Paris-based quantitative asset manager TOBAM and Swedish pension scheme AP1 announced today the launch of new fossil fuel-free strategies for emerging market and global high yield investments.
TOBAM stated that it has begun applying a 100% fossil-fuel free approach to the Anti-Benchmark Emerging Markets Equity and Global High Yield strategies funds, which employ TOBAM’s proprietary Maximum Diversification methodology. According to this new approach, companies with significant involvement in the production, sales or extraction of fossil fuels such as coal, coal power generation, oil and gas, are excluded from the investment universes of both strategies.
TOBAM’s Maximum Diversification methodology aims to generate returns through improved beta exposure, by utilizing superior diversification methods relative to typical market cap-weighted strategies. The approach maximizes the degree of diversification when selecting the weighting of assets in the portfolio allocation process, to produce a portfolio designed to access risk premium evenly from all the effective independent sources of risk available in the market at any given time.
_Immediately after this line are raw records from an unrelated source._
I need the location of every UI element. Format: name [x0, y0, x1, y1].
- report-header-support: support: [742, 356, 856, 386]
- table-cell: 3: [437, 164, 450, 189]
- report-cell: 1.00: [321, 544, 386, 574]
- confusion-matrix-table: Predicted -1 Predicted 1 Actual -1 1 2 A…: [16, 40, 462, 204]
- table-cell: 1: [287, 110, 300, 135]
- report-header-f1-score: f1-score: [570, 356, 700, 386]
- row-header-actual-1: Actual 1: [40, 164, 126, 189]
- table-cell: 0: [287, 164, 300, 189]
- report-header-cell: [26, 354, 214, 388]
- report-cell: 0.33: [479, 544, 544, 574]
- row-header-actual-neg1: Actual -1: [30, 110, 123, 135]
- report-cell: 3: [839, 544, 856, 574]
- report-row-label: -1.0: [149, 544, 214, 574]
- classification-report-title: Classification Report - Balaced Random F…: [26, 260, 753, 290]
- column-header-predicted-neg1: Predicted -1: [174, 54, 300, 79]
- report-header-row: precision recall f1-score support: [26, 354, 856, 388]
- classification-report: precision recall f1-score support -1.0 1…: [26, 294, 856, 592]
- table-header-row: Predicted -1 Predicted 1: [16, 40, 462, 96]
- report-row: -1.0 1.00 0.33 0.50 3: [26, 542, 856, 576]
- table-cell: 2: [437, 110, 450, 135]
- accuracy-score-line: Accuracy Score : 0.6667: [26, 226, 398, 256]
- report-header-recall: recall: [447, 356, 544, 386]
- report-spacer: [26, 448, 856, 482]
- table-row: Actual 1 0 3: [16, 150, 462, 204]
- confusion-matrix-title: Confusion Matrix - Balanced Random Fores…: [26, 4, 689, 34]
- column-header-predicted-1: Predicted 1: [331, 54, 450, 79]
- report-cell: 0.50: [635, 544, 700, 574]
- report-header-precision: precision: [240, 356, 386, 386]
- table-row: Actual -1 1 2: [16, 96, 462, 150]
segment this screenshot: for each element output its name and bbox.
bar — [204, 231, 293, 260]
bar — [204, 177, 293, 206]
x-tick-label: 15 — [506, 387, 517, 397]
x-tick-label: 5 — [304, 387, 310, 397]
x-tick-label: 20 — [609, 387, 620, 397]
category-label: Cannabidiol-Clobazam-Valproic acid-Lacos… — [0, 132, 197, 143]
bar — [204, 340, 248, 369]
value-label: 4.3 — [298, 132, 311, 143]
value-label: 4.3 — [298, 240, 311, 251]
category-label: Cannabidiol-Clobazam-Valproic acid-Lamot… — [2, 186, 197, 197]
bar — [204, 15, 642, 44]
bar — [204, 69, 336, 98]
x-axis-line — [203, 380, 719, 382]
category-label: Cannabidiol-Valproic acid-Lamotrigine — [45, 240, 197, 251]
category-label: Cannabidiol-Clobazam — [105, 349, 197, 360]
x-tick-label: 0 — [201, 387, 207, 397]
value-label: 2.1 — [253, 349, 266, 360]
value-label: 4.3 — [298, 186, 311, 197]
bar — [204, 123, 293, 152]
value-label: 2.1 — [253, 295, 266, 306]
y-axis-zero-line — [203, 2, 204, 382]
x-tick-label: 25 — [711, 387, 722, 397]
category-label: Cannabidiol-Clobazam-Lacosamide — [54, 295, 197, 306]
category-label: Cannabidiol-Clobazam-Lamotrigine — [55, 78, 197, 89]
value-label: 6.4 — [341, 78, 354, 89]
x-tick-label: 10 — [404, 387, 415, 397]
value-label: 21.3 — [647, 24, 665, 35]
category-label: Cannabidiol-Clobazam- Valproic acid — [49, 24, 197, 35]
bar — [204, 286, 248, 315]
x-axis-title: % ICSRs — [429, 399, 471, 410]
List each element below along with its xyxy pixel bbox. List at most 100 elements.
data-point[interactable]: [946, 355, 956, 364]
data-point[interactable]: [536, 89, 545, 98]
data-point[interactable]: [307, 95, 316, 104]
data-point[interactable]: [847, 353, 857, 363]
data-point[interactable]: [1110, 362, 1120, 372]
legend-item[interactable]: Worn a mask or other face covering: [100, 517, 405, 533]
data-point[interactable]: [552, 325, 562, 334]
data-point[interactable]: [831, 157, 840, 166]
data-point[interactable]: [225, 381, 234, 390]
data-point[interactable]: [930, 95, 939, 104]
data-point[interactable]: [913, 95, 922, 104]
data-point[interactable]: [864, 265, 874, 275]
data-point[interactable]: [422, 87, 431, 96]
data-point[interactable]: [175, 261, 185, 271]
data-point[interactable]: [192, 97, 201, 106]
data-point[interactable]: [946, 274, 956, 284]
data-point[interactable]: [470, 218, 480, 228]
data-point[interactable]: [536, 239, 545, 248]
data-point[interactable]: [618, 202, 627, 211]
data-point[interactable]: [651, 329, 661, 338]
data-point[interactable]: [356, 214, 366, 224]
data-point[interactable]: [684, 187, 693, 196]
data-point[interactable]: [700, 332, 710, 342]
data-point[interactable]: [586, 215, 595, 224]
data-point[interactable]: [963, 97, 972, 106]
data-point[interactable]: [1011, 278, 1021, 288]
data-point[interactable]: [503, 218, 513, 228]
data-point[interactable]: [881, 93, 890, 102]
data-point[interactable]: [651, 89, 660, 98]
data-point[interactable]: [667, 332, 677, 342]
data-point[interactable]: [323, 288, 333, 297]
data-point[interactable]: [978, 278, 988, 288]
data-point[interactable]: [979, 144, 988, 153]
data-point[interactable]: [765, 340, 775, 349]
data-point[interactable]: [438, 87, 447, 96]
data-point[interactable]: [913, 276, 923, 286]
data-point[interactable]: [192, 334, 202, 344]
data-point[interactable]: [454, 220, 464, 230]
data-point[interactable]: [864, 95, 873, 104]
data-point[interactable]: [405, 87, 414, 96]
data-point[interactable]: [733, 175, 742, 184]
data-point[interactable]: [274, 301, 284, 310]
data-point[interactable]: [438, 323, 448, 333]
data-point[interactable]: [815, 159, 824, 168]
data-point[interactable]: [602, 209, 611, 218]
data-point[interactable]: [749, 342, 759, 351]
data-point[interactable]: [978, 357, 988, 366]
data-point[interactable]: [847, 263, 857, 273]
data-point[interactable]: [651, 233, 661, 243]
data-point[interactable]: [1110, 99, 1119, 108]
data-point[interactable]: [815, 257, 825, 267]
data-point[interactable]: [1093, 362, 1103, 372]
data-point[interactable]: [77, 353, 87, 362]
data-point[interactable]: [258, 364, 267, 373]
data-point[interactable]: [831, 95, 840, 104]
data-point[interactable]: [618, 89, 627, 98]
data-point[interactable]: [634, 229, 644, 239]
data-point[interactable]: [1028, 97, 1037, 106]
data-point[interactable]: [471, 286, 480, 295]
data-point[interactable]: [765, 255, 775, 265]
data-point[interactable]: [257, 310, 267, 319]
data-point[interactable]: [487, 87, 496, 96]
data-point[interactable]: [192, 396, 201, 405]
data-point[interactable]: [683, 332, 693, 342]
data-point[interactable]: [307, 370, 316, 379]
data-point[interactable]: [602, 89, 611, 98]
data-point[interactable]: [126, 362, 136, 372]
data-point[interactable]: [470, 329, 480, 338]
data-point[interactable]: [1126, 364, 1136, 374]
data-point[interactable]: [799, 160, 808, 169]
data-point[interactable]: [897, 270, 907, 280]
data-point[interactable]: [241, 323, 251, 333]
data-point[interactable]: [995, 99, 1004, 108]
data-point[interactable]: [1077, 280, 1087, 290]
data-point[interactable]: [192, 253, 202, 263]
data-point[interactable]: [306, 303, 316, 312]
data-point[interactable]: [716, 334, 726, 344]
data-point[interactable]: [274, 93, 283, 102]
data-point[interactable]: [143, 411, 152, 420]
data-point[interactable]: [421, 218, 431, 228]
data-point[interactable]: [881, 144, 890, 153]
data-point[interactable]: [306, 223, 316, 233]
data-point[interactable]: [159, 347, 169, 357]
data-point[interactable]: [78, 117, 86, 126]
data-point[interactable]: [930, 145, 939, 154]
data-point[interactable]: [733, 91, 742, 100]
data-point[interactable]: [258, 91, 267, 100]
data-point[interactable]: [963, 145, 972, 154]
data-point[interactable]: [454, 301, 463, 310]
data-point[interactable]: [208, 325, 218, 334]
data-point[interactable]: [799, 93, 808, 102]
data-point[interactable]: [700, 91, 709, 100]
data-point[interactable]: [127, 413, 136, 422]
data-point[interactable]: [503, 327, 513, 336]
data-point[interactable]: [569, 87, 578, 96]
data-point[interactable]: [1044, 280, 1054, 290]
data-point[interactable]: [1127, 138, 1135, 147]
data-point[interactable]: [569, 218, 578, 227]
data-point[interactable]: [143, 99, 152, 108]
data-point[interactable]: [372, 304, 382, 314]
TOBAM stated that the fossil-free focus also aligns with the firm’s long-term, research driven investment view and its long-held sustainability beliefs which notably includes the application of a systematic carbon footprint reduction across all TOBAM’s portfolios and enhanced engagement.
Tatjana Puhan, Managing Director and Deputy CIO at TOBAM said:
“The further integration of ESG into our investment process while preserving the integrity of our approach is a significant achievement. Our research indicates that excluding assets involved in fossil fuel activities, does not significantly affect the profile of our approach in terms of performance, volatility, drawdowns, or the diversification benefit characteristics as measured by the Diversification Ratio.
“Most interestingly our research has demonstrated that risk exposures remain virtually unchanged. This is one of the core properties of the Maximum Diversification approach: its capability to remain evenly exposed across all effective independent sources of risk available in the market.”
Majdi Chammas and Tina Rönnholm, External Partnerships and Innovation at AP1 said:
“We believe this initiative represents a real milestone, with TOBAM’s analysis clearly demonstrating that ESG can be incorporated via a systematic approach in vastly different asset classes, without sacrificing returns or the nature of an underlying investment thesis. This approach aligns perfectly with AP1’s commitments to both supporting sustainable development and secure optimal investment returns for the benefit of our scheme’s members.
“We have been invested in the Maximum Diversification strategy for many years. This new development reconfirms the robustness of the approach.”